Gerardo não respondeu. Pensou que, já que Lian Yin não queria dizer a verdade, não insistiria. Crianças também precisam de espaço próprio, e, como um bom pai, devia respeitar isso.
Assim, sorriu para Lian Yin e voltou a se concentrar em seus afazeres.
Lian Yin, após observá-lo por um tempo, também se virou para a janela, buscando acalmar os ânimos com a paisagem.
Embora Gerardo estivesse focado em suas tarefas e não tivesse lido as notícias, isso não significava que nunca as tomaria conhecimento. Precisando dar explicações ao clube sobre a derrota na estreia, acabou sendo informado pelo próprio clube sobre o teor das reportagens.
Após ler as diversas críticas, Gerardo não ficou desanimado como Lian Yin. Pelo contrário, aquela unanimidade em desacreditá-lo só aumentou sua determinação. Recusando-se a aceitar a derrota, prometeu ao clube que, nas próximas partidas, lavaria a honra da equipe.
Desta vez, porém, a diretoria não demonstrou a mesma confiança de antes, preferindo adotar uma postura cautelosa. O motivo era o próximo adversário: o Catania, recém-promovido da Série B à Série A.
O Catania é um clube da Sicília, no sul da Itália.
E, mais interessante ainda do que o próprio clube, é a história da Sicília.
Existe uma curiosa teoria sobre a ilha. Dizem que, em termos de geografia e disparidade econômica, a Itália se divide em Norte e Sul. O Sul, por sua vez, se separa ainda em Sul da Itália e as Duas Sicílias, conforme características geográficas e étnicas. O Norte não reconhece o Sul, o Sul despreza o Norte, mas, quando se trata da Sicília, ambos concordam: consideram que a ilha não faz parte da Itália.
Da mesma forma, os sicilianos não se consideram italianos, insistindo em afirmar que são, antes de tudo, sicilianos. E desprezam tanto o Norte quanto o Sul.

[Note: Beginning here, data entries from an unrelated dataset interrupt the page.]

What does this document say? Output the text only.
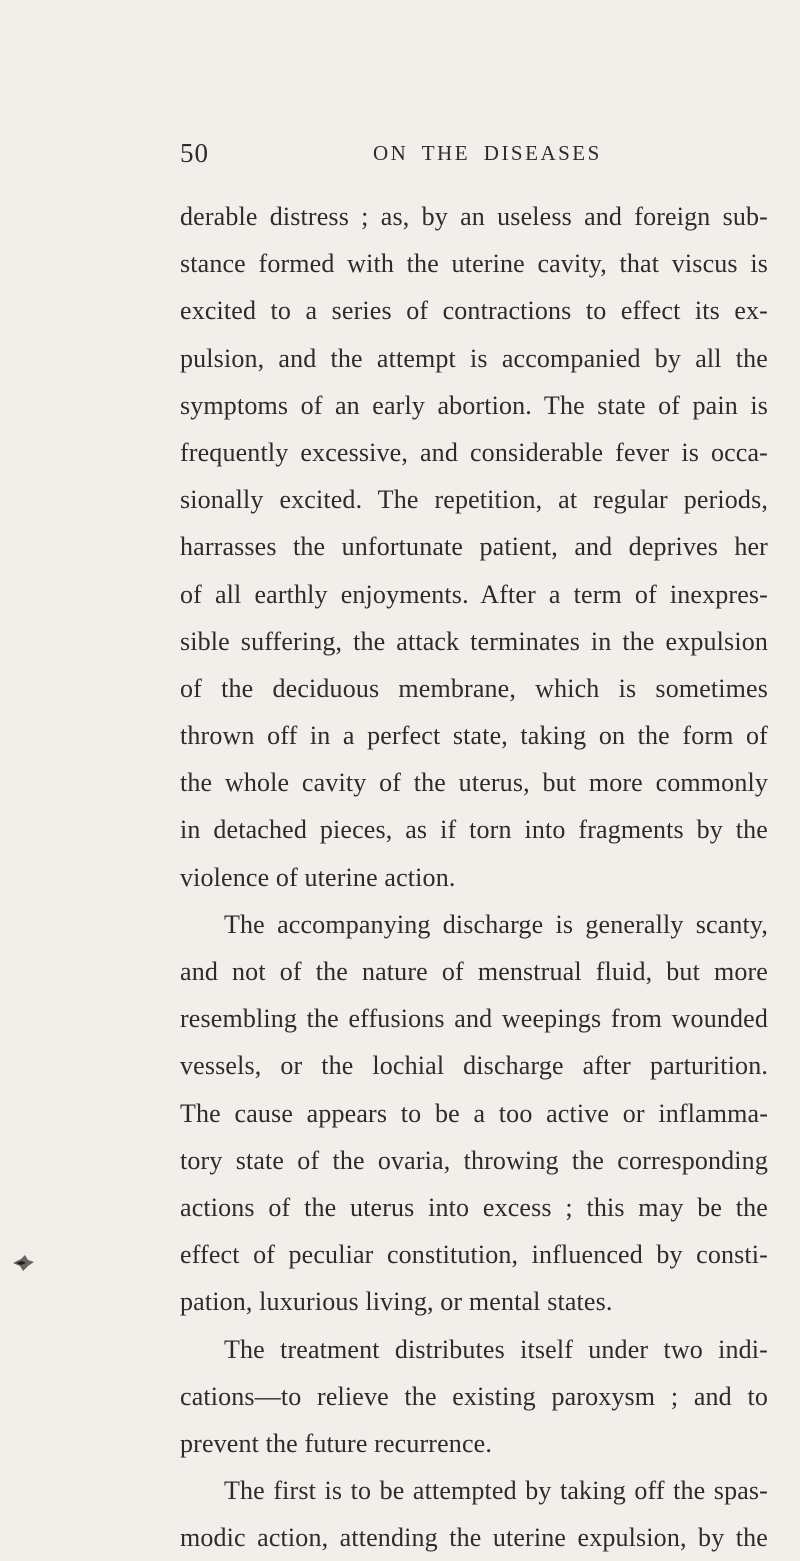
50	ON THE DISEASES
derable distress ; as, by an useless and foreign sub-
stance formed with the uterine cavity, that viscus is
excited to a series of contractions to effect its ex-
pulsion, and the attempt is accompanied by all the
symptoms of an early abortion. The state of pain is
frequently excessive, and considerable fever is occa-
sionally excited. The repetition, at regular periods,
harrasses the unfortunate patient, and deprives her
of all earthly enjoyments. After a term of inexpres-
sible suffering, the attack terminates in the expulsion
of the deciduous membrane, which is sometimes
thrown off in a perfect state, taking on the form of
the whole cavity of the uterus, but more commonly
in detached pieces, as if torn into fragments by the
violence of uterine action.
The accompanying discharge is generally scanty,
and not of the nature of menstrual fluid, but more
resembling the effusions and weepings from wounded
vessels, or the lochial discharge after parturition.
The cause appears to be a too active or inflamma-
tory state of the ovaria, throwing the corresponding
actions of the uterus into excess ; this may be the
effect of peculiar constitution, influenced by consti-
pation, luxurious living, or mental states.
The treatment distributes itself under two indi-
cations—to relieve the existing paroxysm ; and to
prevent the future recurrence.
The first is to be attempted by taking off the spas-
modic action, attending the uterine expulsion, by the
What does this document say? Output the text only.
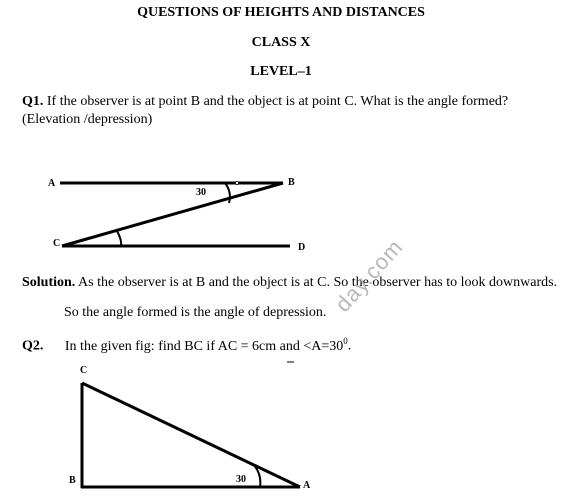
QUESTIONS OF HEIGHTS AND DISTANCES
CLASS X
LEVEL–1
Q1. If the observer is at point B and the object is at point C. What is the angle formed?
(Elevation /depression)
A	B
C	D
30
Solution. As the observer is at B and the object is at C. So the observer has to look downwards.
So the angle formed is the angle of depression.
Q2. In the given fig: find BC if AC = 6cm and $<A=30^0$.
C
B	A
30
day.com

Por isso, quando os jogadores italianos da Internazionale souberam que enfrentariam o Catania, da Sicília, todos se animaram e garantiram que venceriam a partida.

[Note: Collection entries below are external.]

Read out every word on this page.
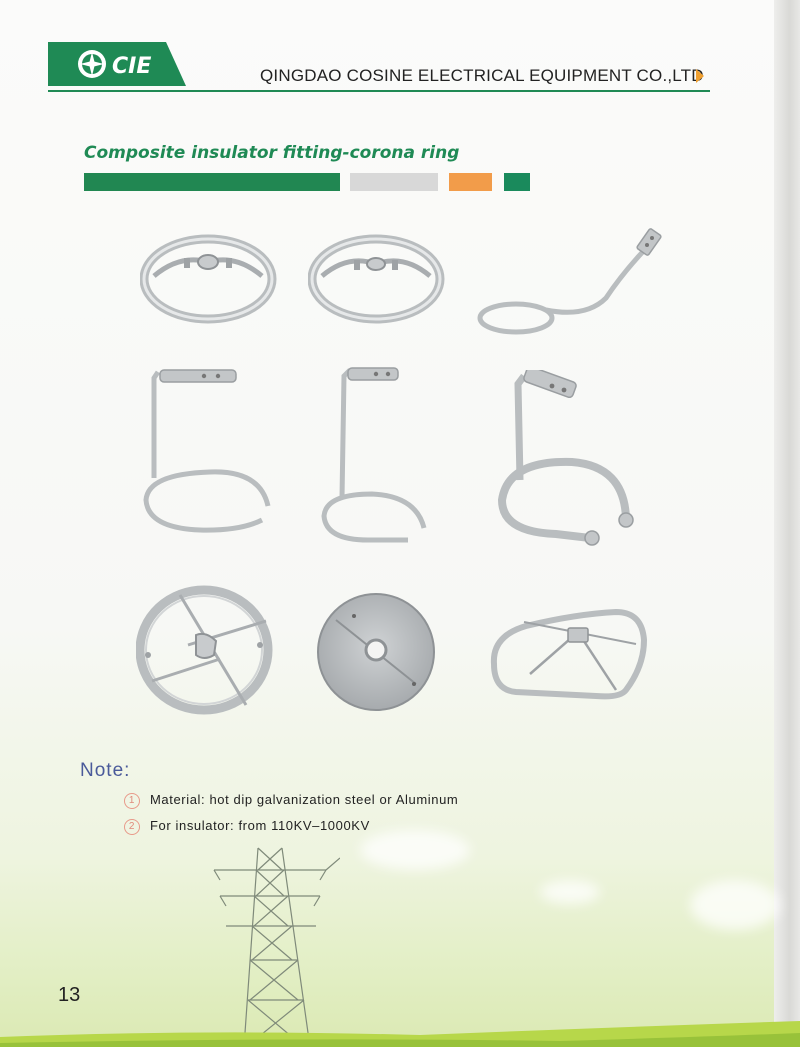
CIE	QINGDAO COSINE ELECTRICAL EQUIPMENT CO.,LTD
Composite insulator fitting-corona ring
Note:
1 Material: hot dip galvanization steel or Aluminum
2 For insulator: from 110KV–1000KV
13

Apesar do entusiasmo dos jogadores, Gerardo não se deixou levar. Por ser um time recém-promovido da Série B, ele pouco sabia sobre o adversário, preferindo tratá-lo como um oponente forte. Reuniu informações sobre os jogos recentes do Catania e estudou um a um os jogadores da equipe rival.
Enquanto Gerardo se debruçava sobre esse trabalho, Lian Yin o acompanhava o tempo todo, tanto para se envolver plenamente quanto para aprender mais sobre futebol.

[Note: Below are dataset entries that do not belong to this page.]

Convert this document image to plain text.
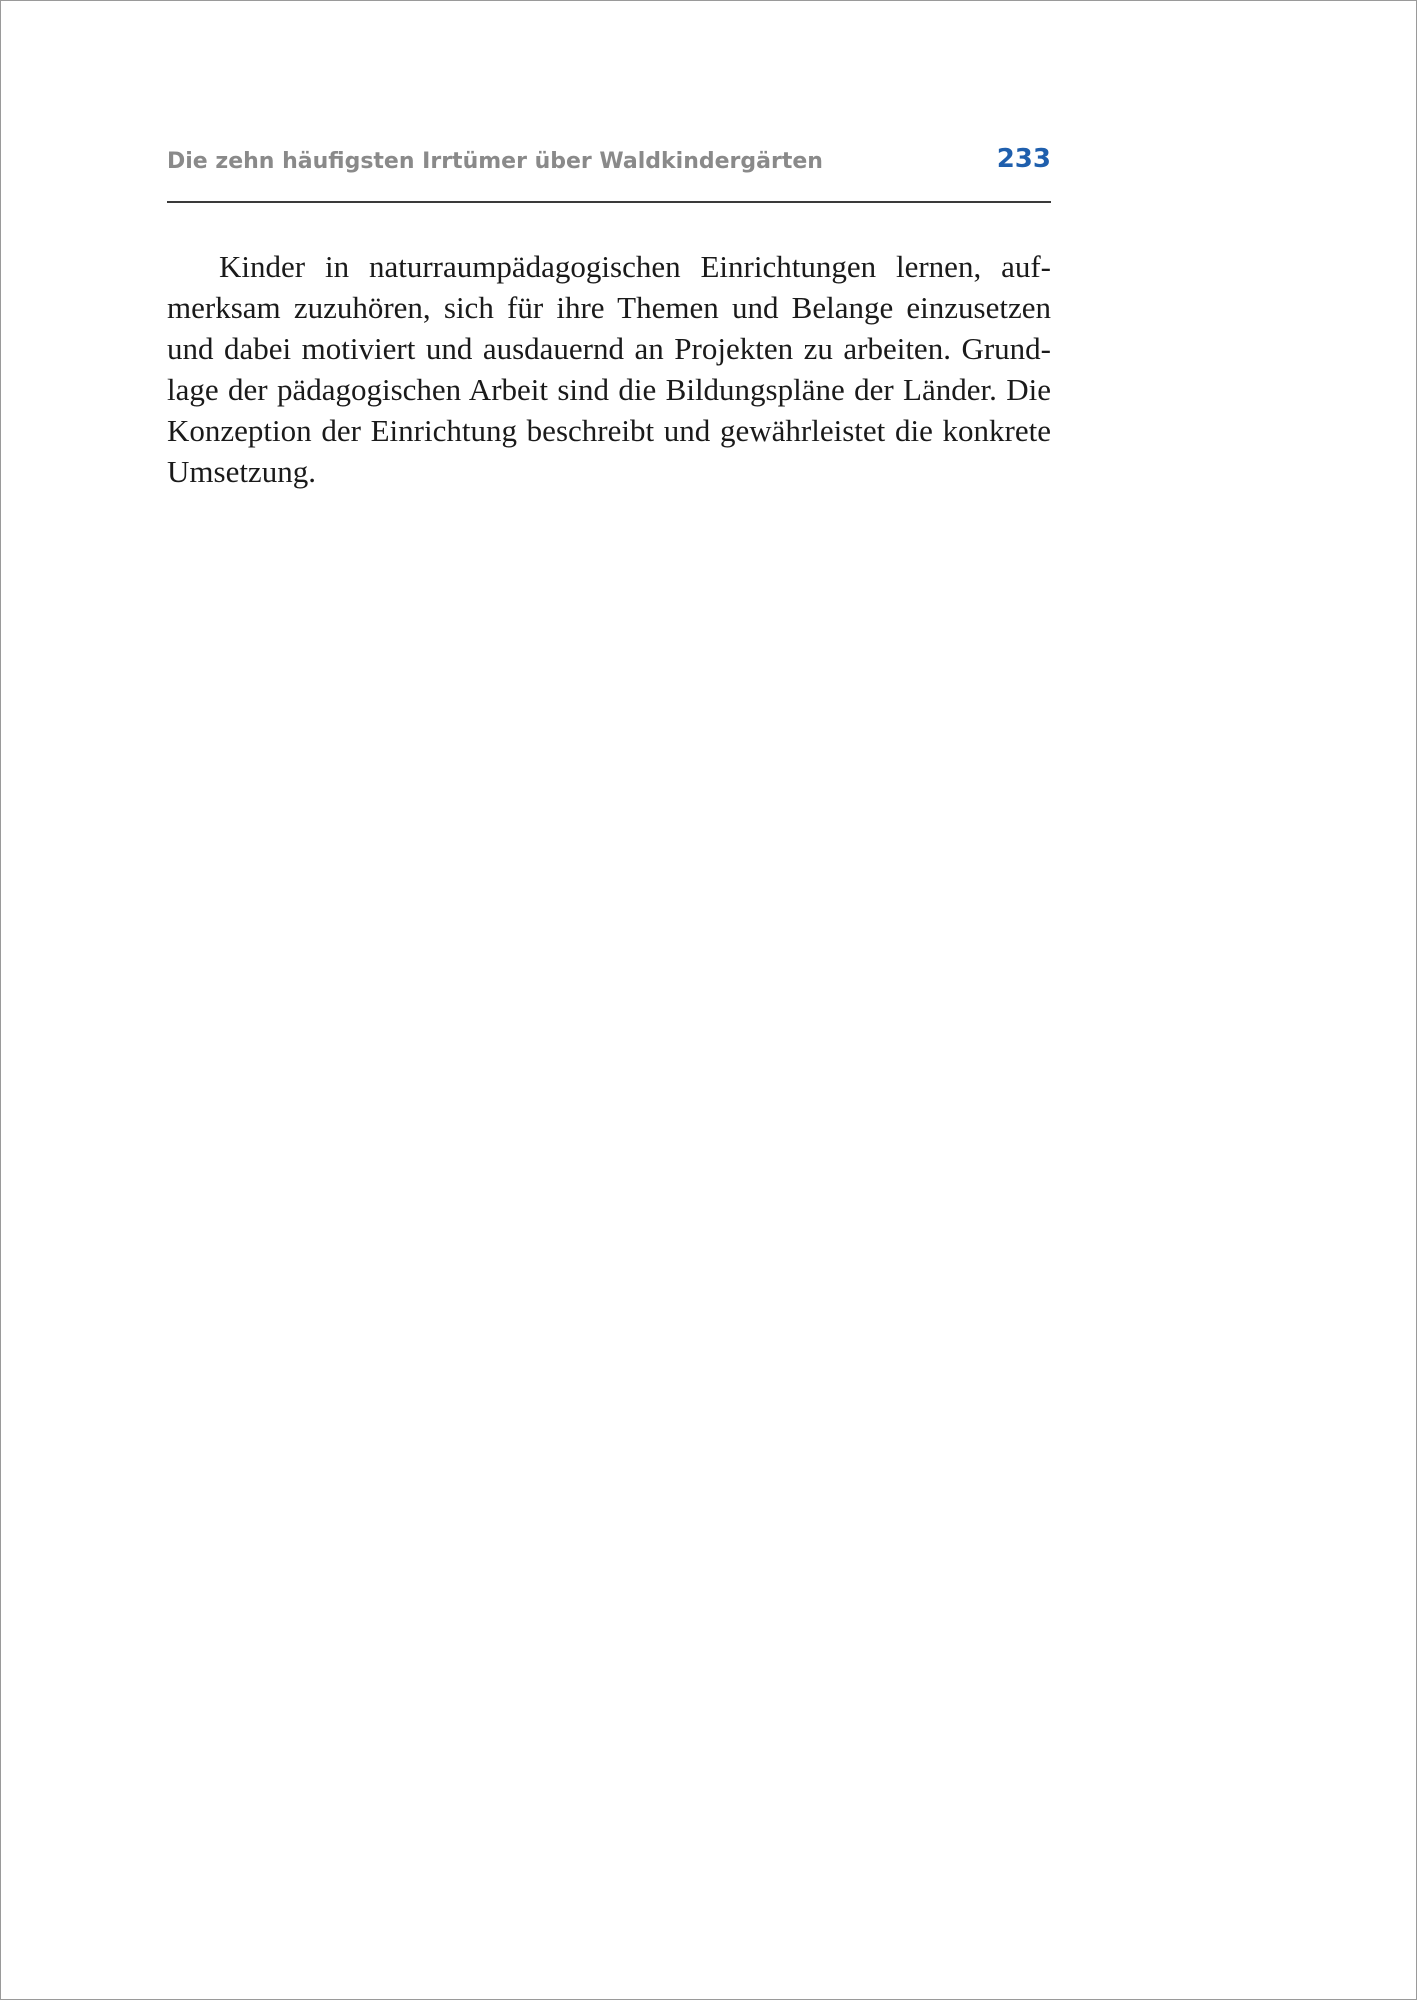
Die zehn häufigsten Irrtümer über Waldkindergärten	233
Kinder in naturraumpädagogischen Einrichtungen lernen, auf-
merksam zuzuhören, sich für ihre Themen und Belange einzusetzen
und dabei motiviert und ausdauernd an Projekten zu arbeiten. Grund-
lage der pädagogischen Arbeit sind die Bildungspläne der Länder. Die
Konzeption der Einrichtung beschreibt und gewährleistet die konkrete
Umsetzung.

Gerardo sentia-se tocado pela silenciosa companhia de Lian Yin. Sua presença o fazia recordar os dias ao lado da esposa amada, e, por extensão desse afeto, a relação entre pai e filha se estreitou ainda mais, a ponto de arrancar elogios de assistentes técnicos e jogadores pela profundidade desse laço familiar.
Após quase duas semanas de descanso e preparação, a Internazionale enfim se preparava para enfrentar o Catania.
Antes do início da partida, o inquieto sistema apareceu novamente, desafiando Lian Yin a adivinhar o resultado do jogo. Desta vez, após apresentar três opções, o sistema eliminou rapidamente uma delas: “A resposta errada é B, derrota. Agora, querida, adivinhe: será vitória ou empate?”
Lian Yin não hesitou e fez sua escolha: “Eu escolho A.”
O sistema confirmou: “Vitória?”
Lian Yin respondeu com firmeza: “Sim, eu escolho que vamos vencer.”